The idea of Atlantis in Hispaniola, inspired by the work of Spedicato, is now supported by the Kiskeya-Atl Research Center(d), which has announced that it will host a three-day conference in November 2018, with an invited panel of “renowned scholars and researchers on the topic.” Hervé Fanini-Lemoine, is one of the founders and current chairman of the Research Centre. Its purpose “is to research and find artefacts to sustain the hypothesis which says the lost land of Atlantis is, in fact, KU-ISH-KU-EYA, ‘Mother of Lands'”.

Andrew Collins who proposes Cuba as the location of Atlantis has offered a critical response to Spedicato’s Hispaniola theory in both Gateway to Atlantis and its revised version Atlantis in the Caribbean.

(a) https://www.academia.edu/10973532/ATLANTIS_IN_HISPANIOLA_

(b)  See: https://web.archive.org/web/20110321094118/https://www.dominicancentral.com/newsarticle/the_lost_city_of_atlantis_near_dominican_coast/

(d) Kiskeya Atl Research Center – Overview, News & Competitors | ZoomInfo.com  (link broken) *

 

Septimania

Septimania is the name of another mysterious Atlantic island.
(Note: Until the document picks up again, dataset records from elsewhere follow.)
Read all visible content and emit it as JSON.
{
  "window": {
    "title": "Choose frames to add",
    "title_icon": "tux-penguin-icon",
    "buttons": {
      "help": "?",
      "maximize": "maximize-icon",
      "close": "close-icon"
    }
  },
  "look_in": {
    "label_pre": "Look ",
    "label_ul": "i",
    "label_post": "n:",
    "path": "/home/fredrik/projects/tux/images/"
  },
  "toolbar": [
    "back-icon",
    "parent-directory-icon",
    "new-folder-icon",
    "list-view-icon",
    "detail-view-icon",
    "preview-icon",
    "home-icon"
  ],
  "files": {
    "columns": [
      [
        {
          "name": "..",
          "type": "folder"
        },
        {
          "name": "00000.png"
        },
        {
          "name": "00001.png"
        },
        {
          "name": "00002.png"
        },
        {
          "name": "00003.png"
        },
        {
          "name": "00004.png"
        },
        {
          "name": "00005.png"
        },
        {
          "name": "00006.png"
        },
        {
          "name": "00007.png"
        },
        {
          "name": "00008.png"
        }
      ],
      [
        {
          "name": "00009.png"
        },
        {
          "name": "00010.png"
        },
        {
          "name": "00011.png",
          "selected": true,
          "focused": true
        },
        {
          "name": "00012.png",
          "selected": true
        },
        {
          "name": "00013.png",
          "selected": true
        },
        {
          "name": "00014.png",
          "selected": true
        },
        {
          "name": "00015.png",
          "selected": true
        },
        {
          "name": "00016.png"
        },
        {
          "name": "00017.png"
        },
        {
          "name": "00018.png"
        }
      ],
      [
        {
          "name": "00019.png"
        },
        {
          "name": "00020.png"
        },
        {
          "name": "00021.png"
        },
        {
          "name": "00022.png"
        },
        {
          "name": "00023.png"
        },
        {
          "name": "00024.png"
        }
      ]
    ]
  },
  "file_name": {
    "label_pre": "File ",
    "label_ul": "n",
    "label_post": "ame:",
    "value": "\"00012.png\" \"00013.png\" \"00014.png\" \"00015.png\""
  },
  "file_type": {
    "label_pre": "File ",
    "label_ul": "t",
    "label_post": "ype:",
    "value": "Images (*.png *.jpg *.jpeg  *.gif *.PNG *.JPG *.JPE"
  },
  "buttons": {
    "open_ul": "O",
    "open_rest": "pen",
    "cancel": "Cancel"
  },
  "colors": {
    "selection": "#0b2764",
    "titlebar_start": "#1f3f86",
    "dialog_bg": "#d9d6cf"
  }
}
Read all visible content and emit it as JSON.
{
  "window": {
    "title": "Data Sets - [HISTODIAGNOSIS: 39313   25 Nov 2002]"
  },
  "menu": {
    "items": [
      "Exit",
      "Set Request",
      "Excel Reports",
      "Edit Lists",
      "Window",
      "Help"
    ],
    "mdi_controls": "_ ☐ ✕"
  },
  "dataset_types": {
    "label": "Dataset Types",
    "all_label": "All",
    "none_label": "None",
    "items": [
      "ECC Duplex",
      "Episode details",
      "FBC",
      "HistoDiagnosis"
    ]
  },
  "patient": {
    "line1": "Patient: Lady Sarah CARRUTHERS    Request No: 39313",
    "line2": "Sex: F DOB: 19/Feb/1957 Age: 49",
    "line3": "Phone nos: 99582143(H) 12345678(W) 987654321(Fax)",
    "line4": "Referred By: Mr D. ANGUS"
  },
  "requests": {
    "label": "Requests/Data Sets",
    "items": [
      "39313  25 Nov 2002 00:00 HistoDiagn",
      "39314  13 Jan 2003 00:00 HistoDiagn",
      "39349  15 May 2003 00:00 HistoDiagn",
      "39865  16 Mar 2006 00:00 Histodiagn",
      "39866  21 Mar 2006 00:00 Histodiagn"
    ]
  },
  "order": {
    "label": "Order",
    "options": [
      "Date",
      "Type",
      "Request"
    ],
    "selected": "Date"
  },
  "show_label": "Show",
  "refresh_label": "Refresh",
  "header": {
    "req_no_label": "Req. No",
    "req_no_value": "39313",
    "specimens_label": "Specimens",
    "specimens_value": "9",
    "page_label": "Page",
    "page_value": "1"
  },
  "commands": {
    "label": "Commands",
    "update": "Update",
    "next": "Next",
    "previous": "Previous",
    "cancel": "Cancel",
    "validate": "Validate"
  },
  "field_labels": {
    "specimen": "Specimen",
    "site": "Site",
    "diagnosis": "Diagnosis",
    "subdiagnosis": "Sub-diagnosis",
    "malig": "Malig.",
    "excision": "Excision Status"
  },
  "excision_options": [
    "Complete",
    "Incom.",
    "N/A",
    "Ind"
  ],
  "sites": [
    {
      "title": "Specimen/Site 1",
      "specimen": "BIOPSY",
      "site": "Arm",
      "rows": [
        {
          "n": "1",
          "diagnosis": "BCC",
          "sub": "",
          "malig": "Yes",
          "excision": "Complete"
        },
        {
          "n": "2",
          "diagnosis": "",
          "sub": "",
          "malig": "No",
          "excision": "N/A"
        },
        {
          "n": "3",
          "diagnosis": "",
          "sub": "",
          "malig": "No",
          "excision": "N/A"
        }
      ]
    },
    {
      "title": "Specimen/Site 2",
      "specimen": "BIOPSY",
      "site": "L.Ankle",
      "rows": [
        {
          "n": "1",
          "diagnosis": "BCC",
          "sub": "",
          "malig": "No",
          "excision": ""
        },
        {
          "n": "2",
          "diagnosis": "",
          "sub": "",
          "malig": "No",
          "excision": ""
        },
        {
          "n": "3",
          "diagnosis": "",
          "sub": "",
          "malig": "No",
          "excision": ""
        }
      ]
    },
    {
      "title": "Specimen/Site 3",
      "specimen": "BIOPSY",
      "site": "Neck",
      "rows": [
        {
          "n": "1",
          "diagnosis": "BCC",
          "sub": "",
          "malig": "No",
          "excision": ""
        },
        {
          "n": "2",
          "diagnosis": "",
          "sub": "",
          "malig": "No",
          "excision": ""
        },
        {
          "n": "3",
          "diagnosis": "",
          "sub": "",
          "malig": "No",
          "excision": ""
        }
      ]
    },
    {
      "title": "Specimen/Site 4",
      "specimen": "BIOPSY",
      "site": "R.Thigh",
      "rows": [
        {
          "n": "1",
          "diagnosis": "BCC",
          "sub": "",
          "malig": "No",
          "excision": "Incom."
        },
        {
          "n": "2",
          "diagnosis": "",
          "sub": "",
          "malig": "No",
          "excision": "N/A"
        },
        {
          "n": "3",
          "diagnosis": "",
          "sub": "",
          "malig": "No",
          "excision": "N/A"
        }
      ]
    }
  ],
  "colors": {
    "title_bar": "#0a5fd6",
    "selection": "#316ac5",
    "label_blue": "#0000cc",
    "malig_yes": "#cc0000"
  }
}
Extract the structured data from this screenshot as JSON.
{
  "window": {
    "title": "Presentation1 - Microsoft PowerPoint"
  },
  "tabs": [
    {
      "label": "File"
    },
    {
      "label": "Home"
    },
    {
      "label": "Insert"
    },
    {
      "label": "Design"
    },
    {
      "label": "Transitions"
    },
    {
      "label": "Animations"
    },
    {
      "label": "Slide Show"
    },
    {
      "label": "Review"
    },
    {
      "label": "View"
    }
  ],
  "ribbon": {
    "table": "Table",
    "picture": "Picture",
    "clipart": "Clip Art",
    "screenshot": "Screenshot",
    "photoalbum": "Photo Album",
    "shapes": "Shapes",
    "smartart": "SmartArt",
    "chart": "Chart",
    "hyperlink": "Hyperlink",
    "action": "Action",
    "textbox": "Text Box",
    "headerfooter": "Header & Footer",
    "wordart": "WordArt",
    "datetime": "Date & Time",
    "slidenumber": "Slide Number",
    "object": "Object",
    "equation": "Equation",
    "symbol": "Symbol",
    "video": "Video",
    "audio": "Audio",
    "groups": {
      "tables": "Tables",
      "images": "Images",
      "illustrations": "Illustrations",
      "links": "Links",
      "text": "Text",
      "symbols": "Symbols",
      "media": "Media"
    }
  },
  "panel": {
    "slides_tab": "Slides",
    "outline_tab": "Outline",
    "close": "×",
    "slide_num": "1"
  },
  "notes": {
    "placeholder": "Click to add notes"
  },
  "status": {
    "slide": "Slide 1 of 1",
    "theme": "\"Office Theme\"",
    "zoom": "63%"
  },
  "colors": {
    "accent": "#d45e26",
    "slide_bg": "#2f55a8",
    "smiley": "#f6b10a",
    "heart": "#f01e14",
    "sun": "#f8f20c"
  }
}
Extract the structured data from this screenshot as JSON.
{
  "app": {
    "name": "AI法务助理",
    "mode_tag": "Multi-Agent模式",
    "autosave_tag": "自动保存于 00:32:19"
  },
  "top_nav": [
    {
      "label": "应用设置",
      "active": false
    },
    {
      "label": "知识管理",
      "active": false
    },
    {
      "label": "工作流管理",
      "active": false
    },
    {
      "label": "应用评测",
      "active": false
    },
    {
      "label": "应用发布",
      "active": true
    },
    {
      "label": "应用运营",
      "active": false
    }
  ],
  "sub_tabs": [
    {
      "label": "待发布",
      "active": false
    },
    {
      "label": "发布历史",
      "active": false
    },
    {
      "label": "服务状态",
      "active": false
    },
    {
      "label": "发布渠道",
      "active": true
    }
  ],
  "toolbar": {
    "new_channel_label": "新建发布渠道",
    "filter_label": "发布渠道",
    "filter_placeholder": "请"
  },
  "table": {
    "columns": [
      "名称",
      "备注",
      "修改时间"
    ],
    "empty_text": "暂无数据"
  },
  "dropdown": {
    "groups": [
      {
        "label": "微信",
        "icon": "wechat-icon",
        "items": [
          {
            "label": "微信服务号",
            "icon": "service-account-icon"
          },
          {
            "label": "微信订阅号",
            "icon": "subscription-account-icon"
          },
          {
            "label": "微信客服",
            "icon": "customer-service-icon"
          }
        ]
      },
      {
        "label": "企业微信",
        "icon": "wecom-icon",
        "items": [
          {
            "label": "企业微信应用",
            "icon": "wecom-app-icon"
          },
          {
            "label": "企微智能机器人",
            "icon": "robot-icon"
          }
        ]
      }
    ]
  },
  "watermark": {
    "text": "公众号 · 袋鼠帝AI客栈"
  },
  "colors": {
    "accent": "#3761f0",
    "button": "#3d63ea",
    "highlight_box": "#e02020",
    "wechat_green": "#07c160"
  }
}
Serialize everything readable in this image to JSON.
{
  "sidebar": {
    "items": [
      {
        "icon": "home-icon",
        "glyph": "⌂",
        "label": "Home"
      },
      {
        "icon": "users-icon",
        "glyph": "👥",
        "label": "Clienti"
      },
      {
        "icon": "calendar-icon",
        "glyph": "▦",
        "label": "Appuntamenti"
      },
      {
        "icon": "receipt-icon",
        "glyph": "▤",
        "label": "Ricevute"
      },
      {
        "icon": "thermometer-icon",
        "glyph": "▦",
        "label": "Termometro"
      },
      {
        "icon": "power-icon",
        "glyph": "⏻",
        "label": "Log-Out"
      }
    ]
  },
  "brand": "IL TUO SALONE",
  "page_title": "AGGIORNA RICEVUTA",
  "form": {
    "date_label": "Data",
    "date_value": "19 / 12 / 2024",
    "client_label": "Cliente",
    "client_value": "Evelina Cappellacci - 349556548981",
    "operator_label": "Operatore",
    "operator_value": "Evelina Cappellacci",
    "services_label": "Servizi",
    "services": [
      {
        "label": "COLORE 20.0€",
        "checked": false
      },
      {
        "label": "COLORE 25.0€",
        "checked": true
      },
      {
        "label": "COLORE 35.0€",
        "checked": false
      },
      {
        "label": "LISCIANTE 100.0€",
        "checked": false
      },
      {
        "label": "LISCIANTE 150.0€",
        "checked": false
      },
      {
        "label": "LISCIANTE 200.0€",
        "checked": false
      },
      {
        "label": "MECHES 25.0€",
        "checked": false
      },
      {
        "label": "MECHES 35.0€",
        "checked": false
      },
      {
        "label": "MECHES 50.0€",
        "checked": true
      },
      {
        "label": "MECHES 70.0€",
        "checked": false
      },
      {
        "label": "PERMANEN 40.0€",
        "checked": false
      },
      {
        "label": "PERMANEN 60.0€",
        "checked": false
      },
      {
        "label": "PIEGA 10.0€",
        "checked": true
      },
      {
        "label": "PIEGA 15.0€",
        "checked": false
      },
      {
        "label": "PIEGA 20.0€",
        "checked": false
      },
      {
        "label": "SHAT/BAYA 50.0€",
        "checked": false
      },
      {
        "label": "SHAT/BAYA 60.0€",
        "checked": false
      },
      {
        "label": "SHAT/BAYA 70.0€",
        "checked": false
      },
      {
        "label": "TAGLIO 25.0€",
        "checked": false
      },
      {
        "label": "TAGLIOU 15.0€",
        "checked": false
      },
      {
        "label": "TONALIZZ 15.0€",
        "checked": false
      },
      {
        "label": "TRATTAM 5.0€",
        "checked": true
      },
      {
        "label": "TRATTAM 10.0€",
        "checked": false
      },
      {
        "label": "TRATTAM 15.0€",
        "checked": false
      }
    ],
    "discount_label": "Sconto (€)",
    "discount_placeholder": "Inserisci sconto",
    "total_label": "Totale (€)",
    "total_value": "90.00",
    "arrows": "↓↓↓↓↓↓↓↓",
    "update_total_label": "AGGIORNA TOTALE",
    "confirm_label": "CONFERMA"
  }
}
It was considered by the 18th century Guatemalan writer, Paul Felix Cabrera(b), as Atlantis, which he placed in Hispaniola. More recently Andrew Collins(a) has suggested that Septimania was another name for Antilia, the Island of the Seven Cities, that he equates with Cuba.

Septimania was also an ancient name given to part of Languedoc in France. The same region was home to the ‘heretical’ Cathars, key players in recent theories regarding the Knights Templar.